Predictive Marketing

5 Free Ways to Archive and Analyze Your Tweets

Your Twitter stream is a moving target. After a couple of weeks, tweets disappear, unrecoverable via Twitter search. Fortunately, if you want to collect, save, and analyze Tweets, there are several alternatives that are freely available.

If you are interested mainly in saving your own Tweets, using Google Reader is perhaps the best alternative. You simply need to locate the RSS feed for your (or anyone else’s Twitter account, if you’d like) and subscribe. Just locate the “Browse for stuff” option under the “All Items” drop down menu in the upper left hand corner of the Google Reader screen, click on “Search”, and enter the username of the Twitter account. The feed will then appear in the search results. Simply click on “Subscribe”, and you’re ready to go! All of the tweets from the account will then be saved from that point forward. This makes your archive of Tweets searchable and pretty much ageless (if you don’t expect Google to be destroyed in the near future).

TwimeMachine is another alternative that will  pull your older tweets into a single web page for you, starting with the most recent. However, it is restricted to you last 3,200 tweets and you can only view 25 at a time.


Snap Bird is a more powerful way to search through tweet history. You can use it to view your old tweets dating back several years. You simply enter your Twitter username in the search box and leave the search term blank to get Snap Bird to pull up all of your old tweets. You’ll get a list of 100 tweets to start, and you can continue to go back by 100 tweets at a time.

Not only can you look at your old tweets using Snap Bird, but you can also search for any Twitter user’s timeline, any Twitter user’s favorites, your friends’ tweets, tweets that mention you, and your sent and received direct messages.

Snap Bird

The Archivist is the best and most flexible tool for saving and analyzing tweets, structured around searches. The Archivist offers two different ways to save tweets, in an online or desktop version.

The Archivist - Online Version

The online version will archive tweets beginning from the point in time when you initiate a search. It will periodically and automatically update the search based on the amount of activity for the search term. At any time you can observe the most recent tweets and some key statistics about all of the tweets in the archive, including tweet volume over time, top users, the percentage of tweets vs. retweets, top words, top URLs, and top sources. It also offer the opporutnity to make the archive public so that you can share it with colleagues.

Here’s how it works:  First you do a search—using Twitter’s own search syntax (for example, from:yourusername). It will then return a list of matching tweets. Your first search will return a maximum of 500 matching tweets. You can then save that search, which will continue to be updated until you delete it.

There are two problems with the online version. The first is that, since you don’t control when the search is updated, you may lose some of the tweets you want to archive. The second is that, due to Twitter’s terms of service, you cannot export the tweets to archive them in files on your own computer.

Both of these problems can be overcome if you download the desktop version.

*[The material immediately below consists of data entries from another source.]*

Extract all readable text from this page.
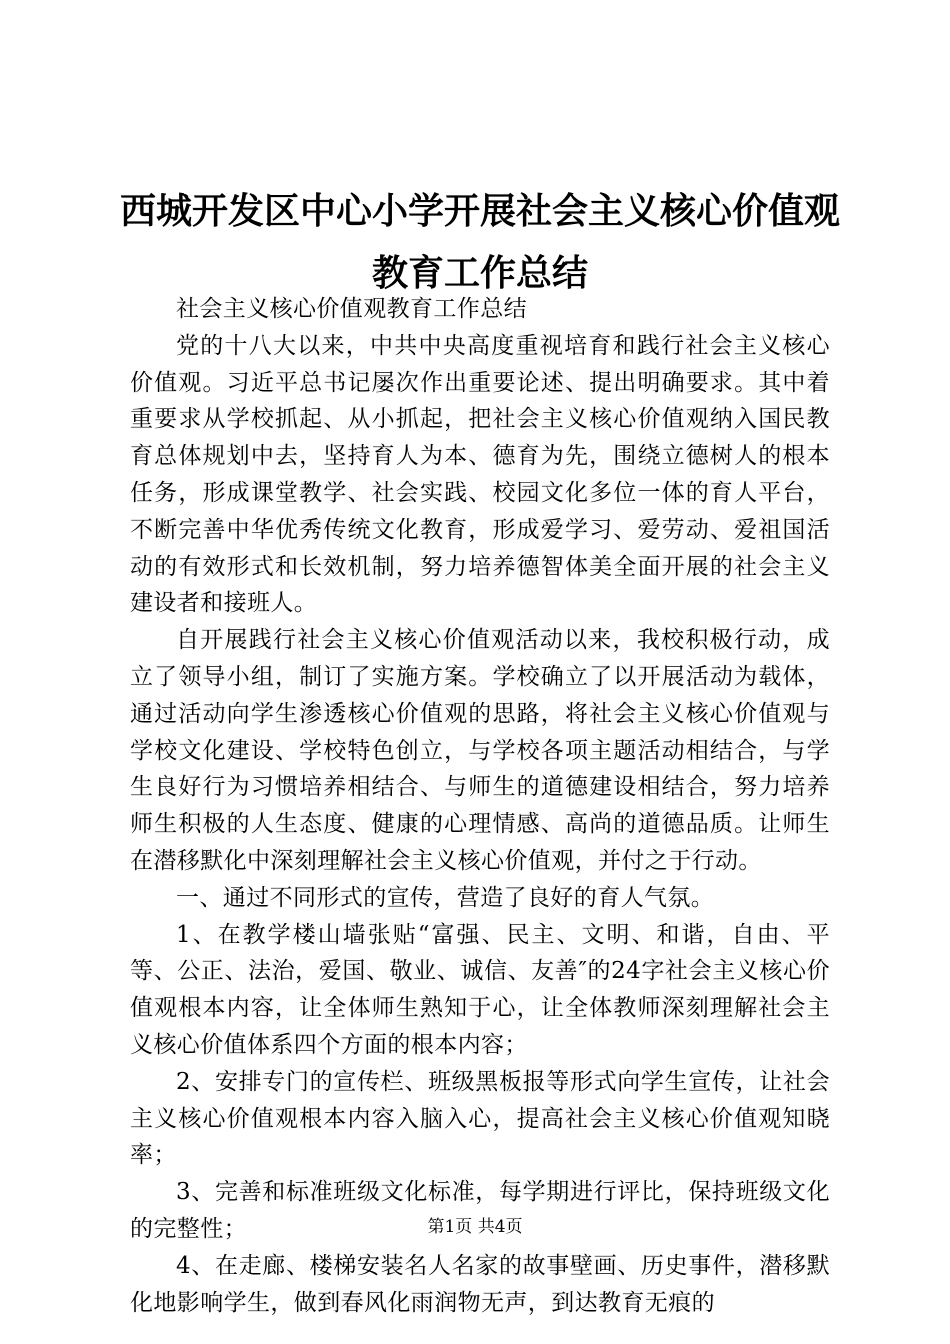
西城开发区中心小学开展社会主义核心价值观
教育工作总结

社会主义核心价值观教育工作总结

党的十八大以来，中共中央高度重视培育和践行社会主义核心价值观。习近平总书记屡次作出重要论述、提出明确要求。其中着重要求从学校抓起、从小抓起，把社会主义核心价值观纳入国民教育总体规划中去，坚持育人为本、德育为先，围绕立德树人的根本任务，形成课堂教学、社会实践、校园文化多位一体的育人平台，不断完善中华优秀传统文化教育，形成爱学习、爱劳动、爱祖国活动的有效形式和长效机制，努力培养德智体美全面开展的社会主义建设者和接班人。

自开展践行社会主义核心价值观活动以来，我校积极行动，成立了领导小组，制订了实施方案。学校确立了以开展活动为载体，通过活动向学生渗透核心价值观的思路，将社会主义核心价值观与学校文化建设、学校特色创立，与学校各项主题活动相结合，与学生良好行为习惯培养相结合、与师生的道德建设相结合，努力培养师生积极的人生态度、健康的心理情感、高尚的道德品质。让师生在潜移默化中深刻理解社会主义核心价值观，并付之于行动。

一、通过不同形式的宣传，营造了良好的育人气氛。

1、在教学楼山墙张贴“富强、民主、文明、和谐，自由、平等、公正、法治，爱国、敬业、诚信、友善″的24字社会主义核心价值观根本内容，让全体师生熟知于心，让全体教师深刻理解社会主义核心价值体系四个方面的根本内容；

2、安排专门的宣传栏、班级黑板报等形式向学生宣传，让社会主义核心价值观根本内容入脑入心，提高社会主义核心价值观知晓率；

3、完善和标准班级文化标准，每学期进行评比，保持班级文化的完整性；

4、在走廊、楼梯安装名人名家的故事壁画、历史事件，潜移默化地影响学生，做到春风化雨润物无声，到达教育无痕的

第1页 共4页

The Archivist - Desktop Version

With the desktop version, you gain control over the frequency of the search updates. Once you have started a search, The Archivist will continue to monitor that search term while you leave it open, refreshing itself every ten minutes. You can save the results from your search and reopen it at a later time. Once you save the results to your file system, The Archivist will automatically save any new tweets that come in, so you only need to click save one time.

If you would like to have multiple searches going simultaneously, you can launch multiple instances of The Archivist. However, if you have too many instances of The Archivist open, you could get rate limited by Twitter.

If your search term has a lot of Twitter traffic, you can choose to leave The Archivist running, otherwise there is a chance you will miss some tweets. For example, if you do a search, save the results, close The Archivist and then reopen that search the next day – if there have been more than 1500 tweets since the last time you ran the search, there will be a gap in your archive.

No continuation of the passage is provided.